We first prove that topological fiber entropy potential in a relatively symbolic extension (topological joining with a subshift) of a topological dynamical system (which is a non-negative, non-decreasing, upper semicontinuous and subadditive potential $\mathfrak{H}$ ) yields topological pressure equal to the topological entropy of the extended system. The terms occurring on the other side of the variational principle for pressure are equal to the extension entropies of the invariant measures. Thus the variational principle for pressure reduces to the usual variational principle (for entropy) applied to the extended system.
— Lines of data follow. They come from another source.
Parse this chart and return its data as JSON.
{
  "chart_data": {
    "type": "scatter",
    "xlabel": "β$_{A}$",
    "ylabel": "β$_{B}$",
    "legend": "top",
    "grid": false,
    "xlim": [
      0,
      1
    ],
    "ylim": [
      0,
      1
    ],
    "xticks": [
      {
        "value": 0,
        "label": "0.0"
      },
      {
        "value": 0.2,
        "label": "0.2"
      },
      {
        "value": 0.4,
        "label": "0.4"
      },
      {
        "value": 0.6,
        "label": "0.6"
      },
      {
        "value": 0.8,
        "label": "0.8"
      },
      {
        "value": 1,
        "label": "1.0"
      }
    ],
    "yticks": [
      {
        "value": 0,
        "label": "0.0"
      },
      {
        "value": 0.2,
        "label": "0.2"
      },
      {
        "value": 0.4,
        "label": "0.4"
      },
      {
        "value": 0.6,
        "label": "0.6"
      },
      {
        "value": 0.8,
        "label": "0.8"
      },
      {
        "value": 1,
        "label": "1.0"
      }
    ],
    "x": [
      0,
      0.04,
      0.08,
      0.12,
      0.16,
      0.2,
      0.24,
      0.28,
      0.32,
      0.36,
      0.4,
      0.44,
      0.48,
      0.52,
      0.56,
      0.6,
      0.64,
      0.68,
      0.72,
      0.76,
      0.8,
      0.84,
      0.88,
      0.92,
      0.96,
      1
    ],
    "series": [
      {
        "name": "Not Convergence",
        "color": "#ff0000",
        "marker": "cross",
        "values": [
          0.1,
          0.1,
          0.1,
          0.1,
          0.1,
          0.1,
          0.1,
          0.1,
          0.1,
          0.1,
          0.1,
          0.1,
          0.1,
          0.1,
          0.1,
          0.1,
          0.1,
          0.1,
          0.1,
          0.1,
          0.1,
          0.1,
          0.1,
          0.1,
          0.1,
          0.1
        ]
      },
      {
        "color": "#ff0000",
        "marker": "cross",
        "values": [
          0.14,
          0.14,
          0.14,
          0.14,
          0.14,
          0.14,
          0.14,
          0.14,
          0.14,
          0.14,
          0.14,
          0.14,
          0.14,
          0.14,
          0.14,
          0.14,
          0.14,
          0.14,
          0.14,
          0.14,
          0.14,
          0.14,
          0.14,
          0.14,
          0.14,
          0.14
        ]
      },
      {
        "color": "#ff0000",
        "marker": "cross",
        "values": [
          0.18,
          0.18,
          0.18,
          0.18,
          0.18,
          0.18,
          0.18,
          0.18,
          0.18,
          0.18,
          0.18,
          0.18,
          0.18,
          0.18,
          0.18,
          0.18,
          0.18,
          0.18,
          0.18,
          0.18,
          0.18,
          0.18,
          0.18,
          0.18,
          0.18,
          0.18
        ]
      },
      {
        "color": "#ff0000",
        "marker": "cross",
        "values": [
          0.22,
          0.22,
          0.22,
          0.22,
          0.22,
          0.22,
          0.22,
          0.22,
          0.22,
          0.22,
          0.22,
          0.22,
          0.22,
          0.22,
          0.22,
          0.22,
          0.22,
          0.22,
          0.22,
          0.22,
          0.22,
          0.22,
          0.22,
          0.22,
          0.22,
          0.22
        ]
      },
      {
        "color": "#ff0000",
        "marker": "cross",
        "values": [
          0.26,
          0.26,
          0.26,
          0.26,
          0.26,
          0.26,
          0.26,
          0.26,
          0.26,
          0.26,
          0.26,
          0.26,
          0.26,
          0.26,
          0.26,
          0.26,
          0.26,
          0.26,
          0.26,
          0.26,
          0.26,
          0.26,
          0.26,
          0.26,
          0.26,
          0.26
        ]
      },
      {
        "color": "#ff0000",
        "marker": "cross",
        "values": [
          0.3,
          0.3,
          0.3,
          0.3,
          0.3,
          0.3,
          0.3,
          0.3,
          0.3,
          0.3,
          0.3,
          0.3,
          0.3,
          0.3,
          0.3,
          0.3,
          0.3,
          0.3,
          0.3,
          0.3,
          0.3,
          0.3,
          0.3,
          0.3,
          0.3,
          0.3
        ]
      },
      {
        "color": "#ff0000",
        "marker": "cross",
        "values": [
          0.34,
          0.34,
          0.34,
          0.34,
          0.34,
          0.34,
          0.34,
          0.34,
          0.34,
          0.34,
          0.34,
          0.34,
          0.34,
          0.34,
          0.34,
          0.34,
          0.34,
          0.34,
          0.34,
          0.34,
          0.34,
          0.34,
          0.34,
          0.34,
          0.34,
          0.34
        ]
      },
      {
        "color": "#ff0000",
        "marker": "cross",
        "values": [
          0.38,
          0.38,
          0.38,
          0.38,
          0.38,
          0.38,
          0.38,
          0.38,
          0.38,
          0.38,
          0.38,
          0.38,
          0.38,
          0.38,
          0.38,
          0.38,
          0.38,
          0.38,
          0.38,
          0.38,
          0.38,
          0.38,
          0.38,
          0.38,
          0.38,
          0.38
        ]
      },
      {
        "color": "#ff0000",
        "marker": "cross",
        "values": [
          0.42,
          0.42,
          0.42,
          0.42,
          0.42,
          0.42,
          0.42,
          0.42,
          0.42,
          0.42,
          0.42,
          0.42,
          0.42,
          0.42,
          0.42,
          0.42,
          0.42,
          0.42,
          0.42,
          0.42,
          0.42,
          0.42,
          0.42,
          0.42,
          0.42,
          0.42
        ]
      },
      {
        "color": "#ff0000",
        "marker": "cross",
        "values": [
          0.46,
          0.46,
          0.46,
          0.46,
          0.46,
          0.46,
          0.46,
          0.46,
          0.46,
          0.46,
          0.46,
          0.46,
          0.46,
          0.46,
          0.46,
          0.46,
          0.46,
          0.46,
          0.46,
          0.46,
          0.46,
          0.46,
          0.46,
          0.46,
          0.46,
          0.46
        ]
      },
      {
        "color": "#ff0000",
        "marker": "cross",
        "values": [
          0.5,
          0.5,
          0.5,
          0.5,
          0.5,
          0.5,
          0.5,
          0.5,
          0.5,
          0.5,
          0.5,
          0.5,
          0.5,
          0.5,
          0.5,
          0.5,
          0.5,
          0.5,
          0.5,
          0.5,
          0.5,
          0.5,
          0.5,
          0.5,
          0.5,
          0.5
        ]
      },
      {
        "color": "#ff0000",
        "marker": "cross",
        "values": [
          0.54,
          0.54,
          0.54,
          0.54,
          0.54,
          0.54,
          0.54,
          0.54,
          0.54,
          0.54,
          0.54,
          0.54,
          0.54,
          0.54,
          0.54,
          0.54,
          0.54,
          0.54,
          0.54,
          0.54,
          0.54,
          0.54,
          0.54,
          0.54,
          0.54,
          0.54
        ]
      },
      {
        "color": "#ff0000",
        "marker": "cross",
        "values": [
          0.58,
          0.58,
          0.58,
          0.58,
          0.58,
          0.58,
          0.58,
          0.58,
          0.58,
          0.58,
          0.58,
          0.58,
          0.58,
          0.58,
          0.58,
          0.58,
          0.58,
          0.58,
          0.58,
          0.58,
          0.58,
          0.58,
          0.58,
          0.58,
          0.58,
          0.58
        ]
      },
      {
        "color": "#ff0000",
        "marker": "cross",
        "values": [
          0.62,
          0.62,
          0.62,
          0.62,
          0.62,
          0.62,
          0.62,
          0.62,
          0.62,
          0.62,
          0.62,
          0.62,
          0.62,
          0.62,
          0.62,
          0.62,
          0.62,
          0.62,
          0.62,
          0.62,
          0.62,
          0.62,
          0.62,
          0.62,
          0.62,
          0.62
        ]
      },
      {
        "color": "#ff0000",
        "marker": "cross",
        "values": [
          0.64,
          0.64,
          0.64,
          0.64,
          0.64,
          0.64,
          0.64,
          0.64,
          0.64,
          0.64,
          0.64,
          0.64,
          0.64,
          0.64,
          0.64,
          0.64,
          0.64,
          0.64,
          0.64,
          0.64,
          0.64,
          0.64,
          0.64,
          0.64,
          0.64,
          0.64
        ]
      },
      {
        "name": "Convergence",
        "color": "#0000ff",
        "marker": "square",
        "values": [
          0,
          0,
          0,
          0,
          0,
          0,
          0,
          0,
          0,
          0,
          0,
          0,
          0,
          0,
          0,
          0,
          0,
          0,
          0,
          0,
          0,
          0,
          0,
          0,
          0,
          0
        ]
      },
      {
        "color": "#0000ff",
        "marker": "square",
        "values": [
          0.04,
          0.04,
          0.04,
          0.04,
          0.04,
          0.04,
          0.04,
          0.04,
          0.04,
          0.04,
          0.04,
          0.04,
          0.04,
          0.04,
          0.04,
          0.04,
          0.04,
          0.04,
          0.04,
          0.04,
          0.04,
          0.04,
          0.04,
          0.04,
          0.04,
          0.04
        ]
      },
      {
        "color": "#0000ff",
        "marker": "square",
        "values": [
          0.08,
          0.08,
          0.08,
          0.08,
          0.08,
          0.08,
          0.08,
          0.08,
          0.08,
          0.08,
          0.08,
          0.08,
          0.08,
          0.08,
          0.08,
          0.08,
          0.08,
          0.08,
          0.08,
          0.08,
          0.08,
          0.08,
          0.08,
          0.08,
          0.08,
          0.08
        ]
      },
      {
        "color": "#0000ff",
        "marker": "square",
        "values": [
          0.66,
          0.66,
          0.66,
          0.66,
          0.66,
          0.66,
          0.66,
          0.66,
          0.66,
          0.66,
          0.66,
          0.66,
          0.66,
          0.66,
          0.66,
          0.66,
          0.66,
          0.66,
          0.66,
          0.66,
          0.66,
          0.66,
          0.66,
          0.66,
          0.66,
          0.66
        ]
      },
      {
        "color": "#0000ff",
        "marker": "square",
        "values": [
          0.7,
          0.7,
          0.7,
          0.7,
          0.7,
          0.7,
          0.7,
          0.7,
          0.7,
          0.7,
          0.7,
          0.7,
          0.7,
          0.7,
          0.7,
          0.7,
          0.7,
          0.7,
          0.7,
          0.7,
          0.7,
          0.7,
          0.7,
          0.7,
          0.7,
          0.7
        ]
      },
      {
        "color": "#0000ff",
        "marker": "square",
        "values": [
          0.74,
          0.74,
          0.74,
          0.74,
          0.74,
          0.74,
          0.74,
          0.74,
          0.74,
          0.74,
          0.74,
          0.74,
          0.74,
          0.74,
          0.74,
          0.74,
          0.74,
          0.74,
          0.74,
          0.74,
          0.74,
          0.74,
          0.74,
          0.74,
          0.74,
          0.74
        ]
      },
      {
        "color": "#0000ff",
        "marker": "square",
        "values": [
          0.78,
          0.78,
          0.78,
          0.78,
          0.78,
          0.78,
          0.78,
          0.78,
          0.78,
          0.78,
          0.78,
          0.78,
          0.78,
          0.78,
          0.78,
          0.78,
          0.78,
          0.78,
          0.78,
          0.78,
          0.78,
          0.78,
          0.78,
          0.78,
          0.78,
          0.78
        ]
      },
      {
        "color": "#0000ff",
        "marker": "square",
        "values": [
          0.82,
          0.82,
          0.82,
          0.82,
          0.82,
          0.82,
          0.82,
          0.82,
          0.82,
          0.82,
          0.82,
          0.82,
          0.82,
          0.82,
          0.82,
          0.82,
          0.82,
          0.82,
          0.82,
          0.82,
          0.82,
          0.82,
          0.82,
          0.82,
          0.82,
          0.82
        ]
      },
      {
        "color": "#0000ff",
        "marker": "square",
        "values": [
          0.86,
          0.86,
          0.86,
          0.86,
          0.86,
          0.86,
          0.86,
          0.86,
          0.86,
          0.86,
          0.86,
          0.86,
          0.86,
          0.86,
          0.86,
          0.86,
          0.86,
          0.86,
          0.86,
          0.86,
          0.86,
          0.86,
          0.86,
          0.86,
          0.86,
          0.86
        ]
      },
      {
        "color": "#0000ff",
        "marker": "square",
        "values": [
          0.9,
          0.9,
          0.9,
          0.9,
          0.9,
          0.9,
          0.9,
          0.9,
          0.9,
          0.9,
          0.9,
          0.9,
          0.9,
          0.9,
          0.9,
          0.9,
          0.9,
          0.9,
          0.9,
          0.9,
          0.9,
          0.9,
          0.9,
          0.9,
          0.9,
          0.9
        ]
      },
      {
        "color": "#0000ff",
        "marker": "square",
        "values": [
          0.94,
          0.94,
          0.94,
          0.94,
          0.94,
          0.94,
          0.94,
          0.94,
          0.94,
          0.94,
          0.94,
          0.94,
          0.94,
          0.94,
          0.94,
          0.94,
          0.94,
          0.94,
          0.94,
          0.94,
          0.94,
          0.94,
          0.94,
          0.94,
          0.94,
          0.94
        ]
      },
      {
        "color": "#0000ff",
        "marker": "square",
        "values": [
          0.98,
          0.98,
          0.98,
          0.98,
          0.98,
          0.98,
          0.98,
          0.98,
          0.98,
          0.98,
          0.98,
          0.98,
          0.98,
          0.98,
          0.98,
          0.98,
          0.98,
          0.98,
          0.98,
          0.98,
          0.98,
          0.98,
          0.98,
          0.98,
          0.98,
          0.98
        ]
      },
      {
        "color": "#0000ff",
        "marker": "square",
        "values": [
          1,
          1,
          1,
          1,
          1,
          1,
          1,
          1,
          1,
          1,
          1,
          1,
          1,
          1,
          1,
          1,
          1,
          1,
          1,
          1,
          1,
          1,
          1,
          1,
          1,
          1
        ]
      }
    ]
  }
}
Next we prove our main theorem saying that every non-negative, upper semicontinuous and subadditive potential $\mathfrak{F}$ (we drop the monotonicity assumption) is ‘nearly equal’ to the fiber entropy potential H in some relatively symbolic extension of the system, in the sense that all terms occurring in the variational principle for pressure are the same for both potentials. This gives a new interpretation of all such potentials $\mathfrak{F}$ as a kind of additional information function enhancing the natural information arising from the dynamical system, and provides a new proof of the variational principle for pressure. At the end of the paper we provide examples showing that both assumptions, continuity and additivity, under which so-called lower pressure (defined with the help of spanning sets) equals the pressure, are essential, already in the class of non-negative, upper semicontinuous, subadditive potentials.